One may wonder whether it really is useful to check mathematical proofs for correctness. The answer is yes, first, because even the most thorough mathematicians sometimes make little mistakes. For example, a proof-checking program revealed a mistake in one of Newton's demonstrations about how the motion of planets is subjected to the gravitational attraction of the sun. While this mistake is easily corrected and does not challenge Newton's theories in the slightest, it does confirm that mathematical publications often contain errors. More seriously, throughout history, many theorems have been given myriad false proofs: the axiom of parallels, Fermat's last theorem (according to which, if n ≥ 3, there exist no positive integers x, y and z such that xn + yn = zn) and the four-color theorem (of which more in Chapter 12) were all allegedly “solved” by crank amateurs, but also by reputable mathematicians, sometimes even by great ones.

at the beginning of the twentieth century, two theories about computation developed almost simultaneously: the theory of computability and the theory of constructivity. In a perfect world, the schools of thought that produced these theories would have recognized how their work was connected and cooperated in a climate of mutual respect. Sadly, this was not the case, and the theories emerged in confusion and incomprehension. Not until the middle of the century would the links between computability and constructivity finally be understood.

To this day, there are traces of the old strife in the sometimes excessively ideological way in which these theories are expounded, both of which deserve a dispassionate presentation. After our call for unity, we must nevertheless concede that, although both schools of thought developed concepts that turned out to be rather similar, the problems they set out to solve were quite different. Therefore, we will tackle these theories separately. Let's start with the notion of computability.

THE EMERGENCE OF NEW ALGORITHMS

As they each in turn attempted to clarify inference rules, Frege, Russell, and Hilbert contributed to the elaboration of predicate logic. Predicate logic, in keeping with the axiomatic conception of mathematics, consists of inference rules that enable proofs to be built, step by step, from axiom to theorem, without providing any scope for computation. Ignoring Euclid's algorithm, medieval arithmetic algorithms, and calculus, predicate logic signaled the return to the axiomatic vision passed down from the Greeks that turns its back on computation.

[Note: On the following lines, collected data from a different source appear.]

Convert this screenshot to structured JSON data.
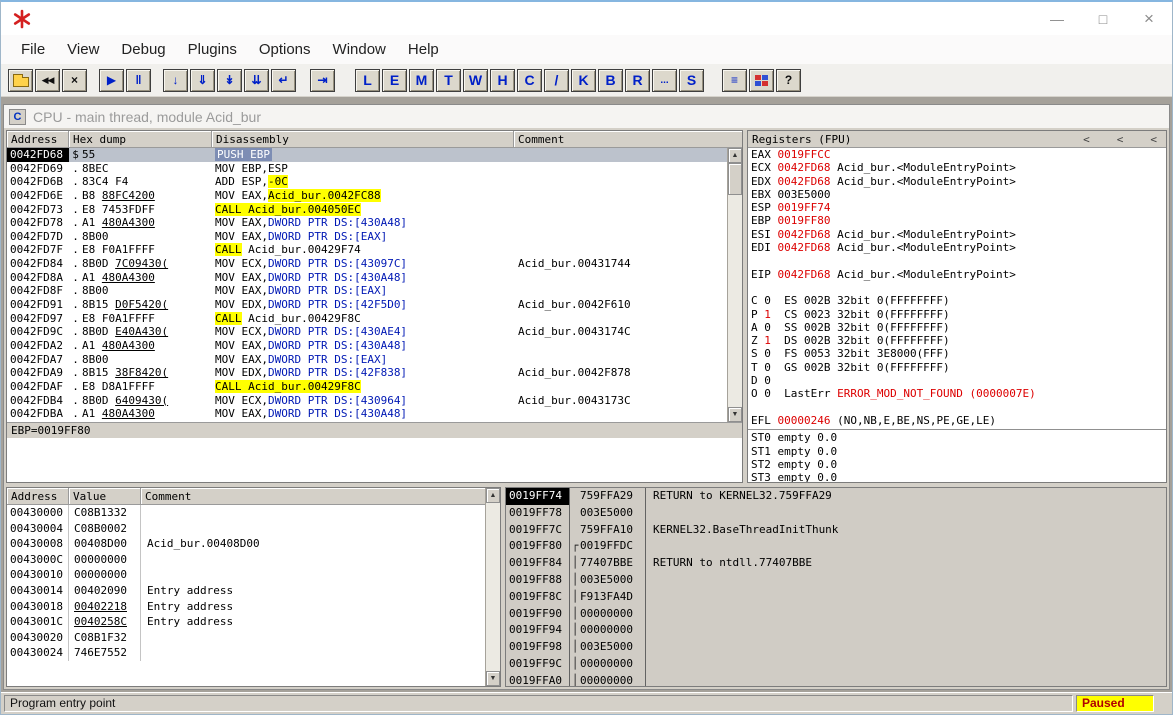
{
  "window": {
    "controls": [
      {
        "name": "minimize-button",
        "glyph": "—"
      },
      {
        "name": "maximize-button",
        "glyph": "□"
      },
      {
        "name": "close-button",
        "glyph": "×"
      }
    ]
  },
  "colors": {
    "highlight": "#ffff00",
    "changed_register": "#dc0000",
    "memory_operand": "#0018b4",
    "paused_badge_bg": "#ffff00",
    "paused_badge_text": "#b00000"
  },
  "icons": {
    "scroll_up": "▲",
    "scroll_down": "▼"
  },
  "menu": {
    "items": [
      "File",
      "View",
      "Debug",
      "Plugins",
      "Options",
      "Window",
      "Help"
    ]
  },
  "toolbar": {
    "buttons": [
      {
        "name": "open-file-button",
        "kind": "folder"
      },
      {
        "name": "restart-button",
        "glyph": "◀◀",
        "cls": "dk sm"
      },
      {
        "name": "close-program-button",
        "glyph": "×",
        "cls": "dk bold"
      },
      {
        "gap": 10
      },
      {
        "name": "run-button",
        "glyph": "▶",
        "cls": "bl"
      },
      {
        "name": "pause-button",
        "glyph": "‖",
        "cls": "bl bold"
      },
      {
        "gap": 10
      },
      {
        "name": "step-into-button",
        "glyph": "↓",
        "cls": "bl bold"
      },
      {
        "name": "step-over-button",
        "glyph": "⇓",
        "cls": "bl bold"
      },
      {
        "name": "animate-into-button",
        "glyph": "↡",
        "cls": "bl bold"
      },
      {
        "name": "animate-over-button",
        "glyph": "⇊",
        "cls": "bl bold"
      },
      {
        "name": "execute-till-return-button",
        "glyph": "↵",
        "cls": "bl bold"
      },
      {
        "gap": 12
      },
      {
        "name": "go-to-button",
        "glyph": "⇥",
        "cls": "bl bold"
      },
      {
        "gap": 18
      },
      {
        "name": "view-log-button",
        "glyph": "L",
        "cls": "lt"
      },
      {
        "name": "view-executables-button",
        "glyph": "E",
        "cls": "lt"
      },
      {
        "name": "view-memory-button",
        "glyph": "M",
        "cls": "lt"
      },
      {
        "name": "view-threads-button",
        "glyph": "T",
        "cls": "lt"
      },
      {
        "name": "view-windows-button",
        "glyph": "W",
        "cls": "lt"
      },
      {
        "name": "view-handles-button",
        "glyph": "H",
        "cls": "lt"
      },
      {
        "name": "view-cpu-button",
        "glyph": "C",
        "cls": "lt"
      },
      {
        "name": "view-patches-button",
        "glyph": "/",
        "cls": "lt"
      },
      {
        "name": "view-call-stack-button",
        "glyph": "K",
        "cls": "lt"
      },
      {
        "name": "view-breakpoints-button",
        "glyph": "B",
        "cls": "lt"
      },
      {
        "name": "view-references-button",
        "glyph": "R",
        "cls": "lt"
      },
      {
        "name": "view-run-trace-button",
        "glyph": "...",
        "cls": "lt dots"
      },
      {
        "name": "view-source-button",
        "glyph": "S",
        "cls": "lt"
      },
      {
        "gap": 16
      },
      {
        "name": "windows-list-button",
        "glyph": "≡",
        "cls": "bl bold"
      },
      {
        "name": "appearance-button",
        "kind": "squares"
      },
      {
        "name": "help-button",
        "glyph": "?",
        "cls": "dk bold"
      }
    ]
  },
  "cpu": {
    "icon": "C",
    "title": "CPU - main thread, module Acid_bur"
  },
  "disasm": {
    "headers": [
      "Address",
      "Hex dump",
      "Disassembly",
      "Comment"
    ],
    "info": "EBP=0019FF80",
    "rows": [
      {
        "addr": "0042FD68",
        "op": "$",
        "sel": 1,
        "hex": [
          [
            "55",
            0
          ]
        ],
        "seg": [
          [
            "PUSH EBP",
            "sel"
          ]
        ],
        "c": ""
      },
      {
        "addr": "0042FD69",
        "op": ".",
        "hex": [
          [
            "8BEC",
            0
          ]
        ],
        "seg": [
          [
            "MOV EBP,ESP",
            "n"
          ]
        ],
        "c": ""
      },
      {
        "addr": "0042FD6B",
        "op": ".",
        "hex": [
          [
            "83C4 F4",
            0
          ]
        ],
        "seg": [
          [
            "ADD ESP,",
            "n"
          ],
          [
            "-0C",
            "y"
          ]
        ],
        "c": ""
      },
      {
        "addr": "0042FD6E",
        "op": ".",
        "hex": [
          [
            "B8 ",
            0
          ],
          [
            "88FC4200",
            1
          ]
        ],
        "seg": [
          [
            "MOV EAX,",
            "n"
          ],
          [
            "Acid_bur.0042FC88",
            "y"
          ]
        ],
        "c": ""
      },
      {
        "addr": "0042FD73",
        "op": ".",
        "hex": [
          [
            "E8 7453FDFF",
            0
          ]
        ],
        "seg": [
          [
            "CALL Acid_bur.004050EC",
            "y"
          ]
        ],
        "c": ""
      },
      {
        "addr": "0042FD78",
        "op": ".",
        "hex": [
          [
            "A1 ",
            0
          ],
          [
            "480A4300",
            1
          ]
        ],
        "seg": [
          [
            "MOV EAX,",
            "n"
          ],
          [
            "DWORD PTR DS:[430A48]",
            "b"
          ]
        ],
        "c": ""
      },
      {
        "addr": "0042FD7D",
        "op": ".",
        "hex": [
          [
            "8B00",
            0
          ]
        ],
        "seg": [
          [
            "MOV EAX,",
            "n"
          ],
          [
            "DWORD PTR DS:[EAX]",
            "b"
          ]
        ],
        "c": ""
      },
      {
        "addr": "0042FD7F",
        "op": ".",
        "hex": [
          [
            "E8 F0A1FFFF",
            0
          ]
        ],
        "seg": [
          [
            "CALL",
            "y"
          ],
          [
            " Acid_bur.00429F74",
            "n"
          ]
        ],
        "c": ""
      },
      {
        "addr": "0042FD84",
        "op": ".",
        "hex": [
          [
            "8B0D ",
            0
          ],
          [
            "7C09430(",
            1
          ]
        ],
        "seg": [
          [
            "MOV ECX,",
            "n"
          ],
          [
            "DWORD PTR DS:[43097C]",
            "b"
          ]
        ],
        "c": "Acid_bur.00431744"
      },
      {
        "addr": "0042FD8A",
        "op": ".",
        "hex": [
          [
            "A1 ",
            0
          ],
          [
            "480A4300",
            1
          ]
        ],
        "seg": [
          [
            "MOV EAX,",
            "n"
          ],
          [
            "DWORD PTR DS:[430A48]",
            "b"
          ]
        ],
        "c": ""
      },
      {
        "addr": "0042FD8F",
        "op": ".",
        "hex": [
          [
            "8B00",
            0
          ]
        ],
        "seg": [
          [
            "MOV EAX,",
            "n"
          ],
          [
            "DWORD PTR DS:[EAX]",
            "b"
          ]
        ],
        "c": ""
      },
      {
        "addr": "0042FD91",
        "op": ".",
        "hex": [
          [
            "8B15 ",
            0
          ],
          [
            "D0F5420(",
            1
          ]
        ],
        "seg": [
          [
            "MOV EDX,",
            "n"
          ],
          [
            "DWORD PTR DS:[42F5D0]",
            "b"
          ]
        ],
        "c": "Acid_bur.0042F610"
      },
      {
        "addr": "0042FD97",
        "op": ".",
        "hex": [
          [
            "E8 F0A1FFFF",
            0
          ]
        ],
        "seg": [
          [
            "CALL",
            "y"
          ],
          [
            " Acid_bur.00429F8C",
            "n"
          ]
        ],
        "c": ""
      },
      {
        "addr": "0042FD9C",
        "op": ".",
        "hex": [
          [
            "8B0D ",
            0
          ],
          [
            "E40A430(",
            1
          ]
        ],
        "seg": [
          [
            "MOV ECX,",
            "n"
          ],
          [
            "DWORD PTR DS:[430AE4]",
            "b"
          ]
        ],
        "c": "Acid_bur.0043174C"
      },
      {
        "addr": "0042FDA2",
        "op": ".",
        "hex": [
          [
            "A1 ",
            0
          ],
          [
            "480A4300",
            1
          ]
        ],
        "seg": [
          [
            "MOV EAX,",
            "n"
          ],
          [
            "DWORD PTR DS:[430A48]",
            "b"
          ]
        ],
        "c": ""
      },
      {
        "addr": "0042FDA7",
        "op": ".",
        "hex": [
          [
            "8B00",
            0
          ]
        ],
        "seg": [
          [
            "MOV EAX,",
            "n"
          ],
          [
            "DWORD PTR DS:[EAX]",
            "b"
          ]
        ],
        "c": ""
      },
      {
        "addr": "0042FDA9",
        "op": ".",
        "hex": [
          [
            "8B15 ",
            0
          ],
          [
            "38F8420(",
            1
          ]
        ],
        "seg": [
          [
            "MOV EDX,",
            "n"
          ],
          [
            "DWORD PTR DS:[42F838]",
            "b"
          ]
        ],
        "c": "Acid_bur.0042F878"
      },
      {
        "addr": "0042FDAF",
        "op": ".",
        "hex": [
          [
            "E8 D8A1FFFF",
            0
          ]
        ],
        "seg": [
          [
            "CALL Acid_bur.00429F8C",
            "y"
          ]
        ],
        "c": ""
      },
      {
        "addr": "0042FDB4",
        "op": ".",
        "hex": [
          [
            "8B0D ",
            0
          ],
          [
            "6409430(",
            1
          ]
        ],
        "seg": [
          [
            "MOV ECX,",
            "n"
          ],
          [
            "DWORD PTR DS:[430964]",
            "b"
          ]
        ],
        "c": "Acid_bur.0043173C"
      },
      {
        "addr": "0042FDBA",
        "op": ".",
        "hex": [
          [
            "A1 ",
            0
          ],
          [
            "480A4300",
            1
          ]
        ],
        "seg": [
          [
            "MOV EAX,",
            "n"
          ],
          [
            "DWORD PTR DS:[430A48]",
            "b"
          ]
        ],
        "c": ""
      }
    ]
  },
  "registers": {
    "title": "Registers (FPU)",
    "header_buttons": [
      "<",
      "<",
      "<"
    ],
    "lines": [
      [
        [
          "EAX ",
          "n"
        ],
        [
          "0019FFCC",
          "r"
        ]
      ],
      [
        [
          "ECX ",
          "n"
        ],
        [
          "0042FD68",
          "r"
        ],
        [
          " Acid_bur.<ModuleEntryPoint>",
          "n"
        ]
      ],
      [
        [
          "EDX ",
          "n"
        ],
        [
          "0042FD68",
          "r"
        ],
        [
          " Acid_bur.<ModuleEntryPoint>",
          "n"
        ]
      ],
      [
        [
          "EBX ",
          "n"
        ],
        [
          "003E5000",
          "n"
        ]
      ],
      [
        [
          "ESP ",
          "n"
        ],
        [
          "0019FF74",
          "r"
        ]
      ],
      [
        [
          "EBP ",
          "n"
        ],
        [
          "0019FF80",
          "r"
        ]
      ],
      [
        [
          "ESI ",
          "n"
        ],
        [
          "0042FD68",
          "r"
        ],
        [
          " Acid_bur.<ModuleEntryPoint>",
          "n"
        ]
      ],
      [
        [
          "EDI ",
          "n"
        ],
        [
          "0042FD68",
          "r"
        ],
        [
          " Acid_bur.<ModuleEntryPoint>",
          "n"
        ]
      ],
      [],
      [
        [
          "EIP ",
          "n"
        ],
        [
          "0042FD68",
          "r"
        ],
        [
          " Acid_bur.<ModuleEntryPoint>",
          "n"
        ]
      ],
      [],
      [
        [
          "C 0  ES 002B 32bit 0(FFFFFFFF)",
          "n"
        ]
      ],
      [
        [
          "P ",
          "n"
        ],
        [
          "1",
          "r"
        ],
        [
          "  CS 0023 32bit 0(FFFFFFFF)",
          "n"
        ]
      ],
      [
        [
          "A 0  SS 002B 32bit 0(FFFFFFFF)",
          "n"
        ]
      ],
      [
        [
          "Z ",
          "n"
        ],
        [
          "1",
          "r"
        ],
        [
          "  DS 002B 32bit 0(FFFFFFFF)",
          "n"
        ]
      ],
      [
        [
          "S 0  FS 0053 32bit 3E8000(FFF)",
          "n"
        ]
      ],
      [
        [
          "T 0  GS 002B 32bit 0(FFFFFFFF)",
          "n"
        ]
      ],
      [
        [
          "D 0",
          "n"
        ]
      ],
      [
        [
          "O 0  LastErr ",
          "n"
        ],
        [
          "ERROR_MOD_NOT_FOUND (0000007E)",
          "r"
        ]
      ],
      [],
      [
        [
          "EFL ",
          "n"
        ],
        [
          "00000246",
          "r"
        ],
        [
          " (NO,NB,E,BE,NS,PE,GE,LE)",
          "n"
        ]
      ]
    ],
    "fpu": [
      [
        [
          "ST0 empty 0.0",
          "n"
        ]
      ],
      [
        [
          "ST1 empty 0.0",
          "n"
        ]
      ],
      [
        [
          "ST2 empty 0.0",
          "n"
        ]
      ],
      [
        [
          "ST3 empty 0.0",
          "n"
        ]
      ]
    ]
  },
  "dump": {
    "headers": [
      "Address",
      "Value",
      "Comment"
    ],
    "rows": [
      {
        "addr": "00430000",
        "val": "C08B1332",
        "c": ""
      },
      {
        "addr": "00430004",
        "val": "C08B0002",
        "c": ""
      },
      {
        "addr": "00430008",
        "val": "00408D00",
        "c": "Acid_bur.00408D00"
      },
      {
        "addr": "0043000C",
        "val": "00000000",
        "c": ""
      },
      {
        "addr": "00430010",
        "val": "00000000",
        "c": ""
      },
      {
        "addr": "00430014",
        "val": "00402090",
        "c": "Entry address"
      },
      {
        "addr": "00430018",
        "val": "00402218",
        "u": 1,
        "c": "Entry address"
      },
      {
        "addr": "0043001C",
        "val": "0040258C",
        "u": 1,
        "c": "Entry address"
      },
      {
        "addr": "00430020",
        "val": "C08B1F32",
        "c": ""
      },
      {
        "addr": "00430024",
        "val": "746E7552",
        "c": ""
      }
    ]
  },
  "stack": {
    "rows": [
      {
        "addr": "0019FF74",
        "sel": 1,
        "br": "",
        "val": "759FFA29",
        "c": "RETURN to KERNEL32.759FFA29"
      },
      {
        "addr": "0019FF78",
        "br": "",
        "val": "003E5000",
        "c": ""
      },
      {
        "addr": "0019FF7C",
        "br": "",
        "val": "759FFA10",
        "c": "KERNEL32.BaseThreadInitThunk"
      },
      {
        "addr": "0019FF80",
        "br": "┌",
        "val": "0019FFDC",
        "c": ""
      },
      {
        "addr": "0019FF84",
        "br": "│",
        "val": "77407BBE",
        "c": "RETURN to ntdll.77407BBE"
      },
      {
        "addr": "0019FF88",
        "br": "│",
        "val": "003E5000",
        "c": ""
      },
      {
        "addr": "0019FF8C",
        "br": "│",
        "val": "F913FA4D",
        "c": ""
      },
      {
        "addr": "0019FF90",
        "br": "│",
        "val": "00000000",
        "c": ""
      },
      {
        "addr": "0019FF94",
        "br": "│",
        "val": "00000000",
        "c": ""
      },
      {
        "addr": "0019FF98",
        "br": "│",
        "val": "003E5000",
        "c": ""
      },
      {
        "addr": "0019FF9C",
        "br": "│",
        "val": "00000000",
        "c": ""
      },
      {
        "addr": "0019FFA0",
        "br": "│",
        "val": "00000000",
        "c": ""
      }
    ]
  },
  "status": {
    "left": "Program entry point",
    "right": "Paused"
  }
}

In predicate logic, as in the axiomatic conception of mathematics, a problem is formulated as a proposition, and solving the problem amounts to proving that the proposition is true (or that it is false). What is new with predicate logic is that these propositions are no longer expressed in a natural language – say, English – but in a codified language made up of relational predicate symbols, coordinating conjunctions, variables, and quantifiers.